Thursday, October 22, 2015

Kanchipuram

On Thursday, October 22, we went on an optional excursion to the pilgrimage town of Kanchipuram, two hours inland from Mamallapuram.  During the Pallava Empire, which ruled Tamil Nadu from the sixth to ninth centuries A.D., Kanchipuram was their capital and Mamallapuram was their principal port. We visited two ancient temples dedicated to Shiva: Ekambareshwara and Kallasanatha.  While the latter has more interesting architecture--elaborate sandstone construction, with many, many niches, friezes and statues, the former is more of a working temple, with crowds of worshippers.  We saw part of a ceremony where a couple, who had raised their children and sent them off into the world, were, in return, given an elaborate blessing ceremony, to honor and reaffirm their marriage.  A group of people from Mumbai insisted on having their pictures taken with us.  A Brahmin priest of the goddess Kali, gave us individual blessings from the goddess, putting red dots on our foreheads and giving the women small roses that had been offered to Kali.

We met a bride and groom, age 28, who had met at work and talked their parents into approving their marriage, although they were of different castes.

We stopped at the house of a family of silk weavers and saw their beautiful work, then Mary Joy shopped at the neighborhood silk cooperative.  Silk weaving on jacquard looms, as in nineteenth-century Lyon, is very common in Kanchipuram and the surrounding villages.

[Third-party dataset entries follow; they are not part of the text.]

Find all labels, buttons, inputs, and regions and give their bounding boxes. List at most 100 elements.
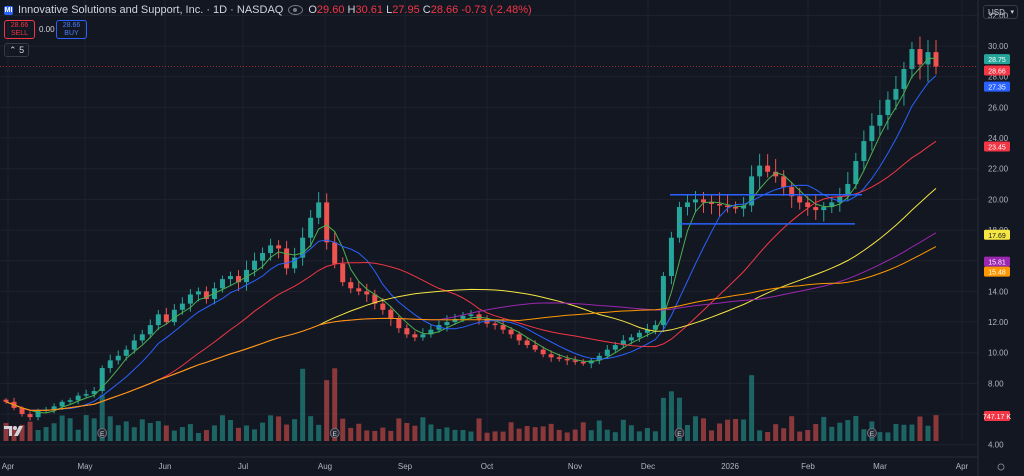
moving-average-line (5, 246, 937, 411)
candle-body (139, 334, 145, 341)
candle-body (244, 269, 250, 283)
candle-body (147, 325, 153, 335)
price-tag-label: 15.48 (988, 270, 1006, 277)
candle-body (676, 207, 682, 238)
volume-bar (660, 397, 666, 441)
volume-bar (236, 427, 241, 441)
candle-body (179, 303, 185, 310)
symbol-title[interactable]: Innovative Solutions and Support, Inc. ·… (18, 4, 284, 16)
candle-body (155, 314, 161, 326)
eye-icon[interactable] (288, 5, 304, 15)
candle-body (893, 88, 899, 100)
candle-body (717, 203, 723, 206)
volume-bar (75, 429, 81, 441)
candle-body (428, 329, 434, 335)
candle-body (308, 217, 314, 238)
candle-body (115, 355, 121, 361)
y-tick-label: 10.00 (988, 349, 1009, 358)
candle-body (909, 49, 915, 70)
candle-body (83, 394, 89, 396)
volume-bar (548, 423, 554, 441)
currency-select[interactable]: USD ▾ (983, 5, 1018, 19)
candle-body (620, 340, 626, 346)
y-tick-label: 14.00 (988, 287, 1009, 296)
candle-body (861, 141, 867, 162)
candle-body (348, 282, 354, 289)
candle-body (660, 276, 666, 326)
volume-bar (179, 427, 185, 441)
volume-bar (91, 418, 97, 441)
candle-body (877, 115, 883, 126)
volume-bar (67, 418, 73, 441)
candle-body (452, 318, 458, 323)
volume-bar (452, 429, 458, 441)
volume-bar (516, 428, 522, 441)
candle-body (516, 334, 522, 341)
candle-body (340, 263, 346, 283)
earnings-marker-label: E (870, 431, 875, 438)
tradingview-logo-icon[interactable] (4, 424, 26, 438)
volume-bar (492, 431, 498, 441)
candle-body (604, 349, 610, 356)
candle-body (324, 202, 330, 243)
candle-body (107, 360, 113, 369)
gear-icon (997, 463, 1005, 471)
volume-bar (596, 420, 602, 441)
volume-bar (588, 430, 594, 441)
volume-bar (885, 432, 891, 441)
candle-body (781, 176, 787, 188)
volume-bar (468, 431, 474, 441)
candle-body (219, 279, 225, 289)
candle-body (821, 207, 827, 211)
candle-body (749, 176, 755, 206)
volume-bar (829, 426, 835, 441)
volume-bar (676, 397, 682, 441)
candle-body (548, 354, 554, 358)
volume-bar (316, 424, 322, 441)
y-tick-label: 8.00 (988, 379, 1004, 388)
volume-bar (725, 419, 731, 441)
candle-body (845, 184, 851, 197)
volume-bar (580, 422, 586, 441)
candle-body (99, 368, 105, 392)
volume-bar (652, 431, 658, 441)
volume-bar (35, 430, 41, 441)
candle-body (332, 242, 338, 264)
candle-body (628, 337, 634, 341)
earnings-marker-label: E (333, 431, 338, 438)
volume-bar (572, 429, 578, 441)
volume-bar (925, 425, 931, 441)
volume-bar (203, 430, 209, 441)
earnings-marker-label: E (100, 431, 105, 438)
volume-bar (83, 415, 89, 441)
volume-bar (332, 368, 338, 441)
sell-button[interactable]: 28.66 SELL (4, 20, 35, 39)
earnings-marker (97, 428, 108, 438)
volume-bar (821, 416, 827, 441)
volume-bar (797, 431, 803, 441)
volume-bar (901, 424, 907, 441)
volume-bar (292, 419, 298, 441)
candle-body (757, 165, 763, 177)
chart-legend: MI Innovative Solutions and Support, Inc… (4, 4, 532, 16)
volume-bar (636, 431, 642, 441)
candle-body (187, 294, 193, 304)
candle-body (51, 406, 57, 410)
y-tick-label: 30.00 (988, 42, 1009, 51)
volume-bar (324, 380, 330, 441)
price-tag (984, 141, 1010, 152)
earnings-marker (674, 428, 685, 438)
x-tick-label: 2026 (721, 462, 739, 471)
volume-bar (476, 418, 482, 441)
volume-bar (612, 432, 618, 441)
candle-body (356, 288, 362, 292)
y-tick-label: 12.00 (988, 318, 1009, 327)
candle-body (412, 334, 418, 338)
indicators-toggle[interactable]: ⌃ 5 (4, 43, 30, 57)
candle-body (532, 345, 538, 350)
buy-button[interactable]: 28.66 BUY (56, 20, 87, 39)
volume-bar (556, 429, 562, 441)
volume-bar (805, 430, 811, 441)
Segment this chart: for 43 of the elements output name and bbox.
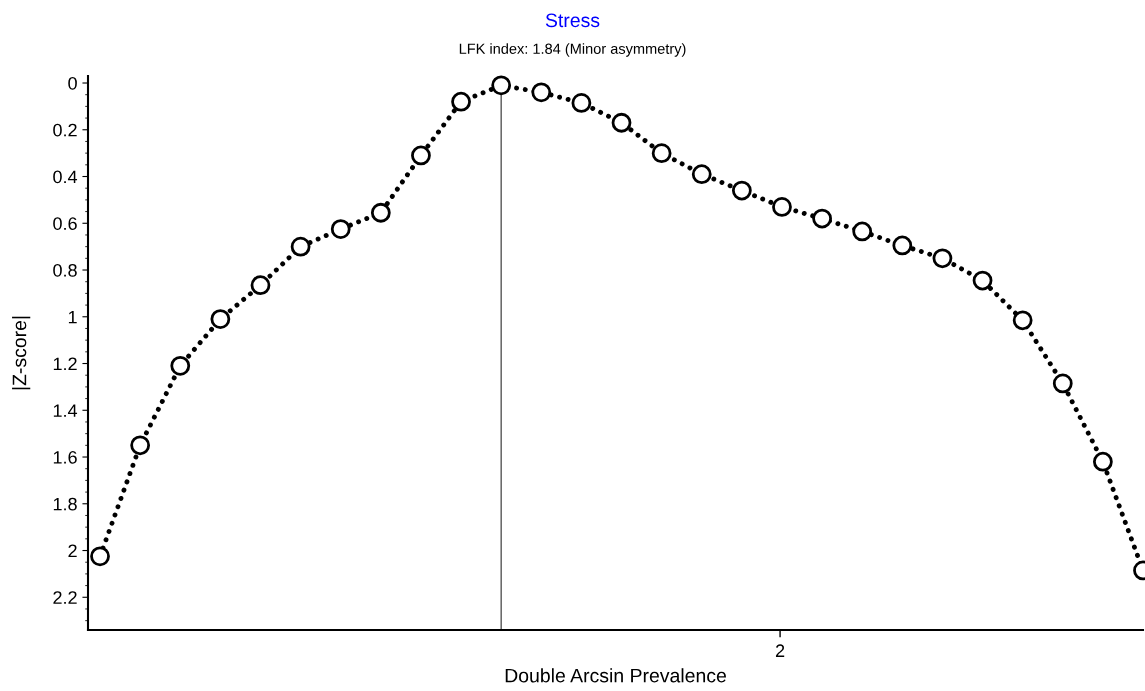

On the way back we visited a family of outcastes, squatting on public land outside a village, living in a collection of thatch huts.  They had electricity, but water was available at a nearby pump for only one hour a day.  The state had given them a TV and satellite dish, but in order to watch it they would have to subscribe to the satellite service, which was owned by the brother of the politician who had passed the law giving them the TV and dish.  They were very poor and shunned by their neighbors, except when higher caste men would come around looking to rape their girls, which was a reason they gave for marrying those girls off at at puberty, age 10 or 12.  One teenage girl had so far avoided pressure to marry, was still in school and told us that she wanted to be a doctor.  We encouraged her to keep on that path.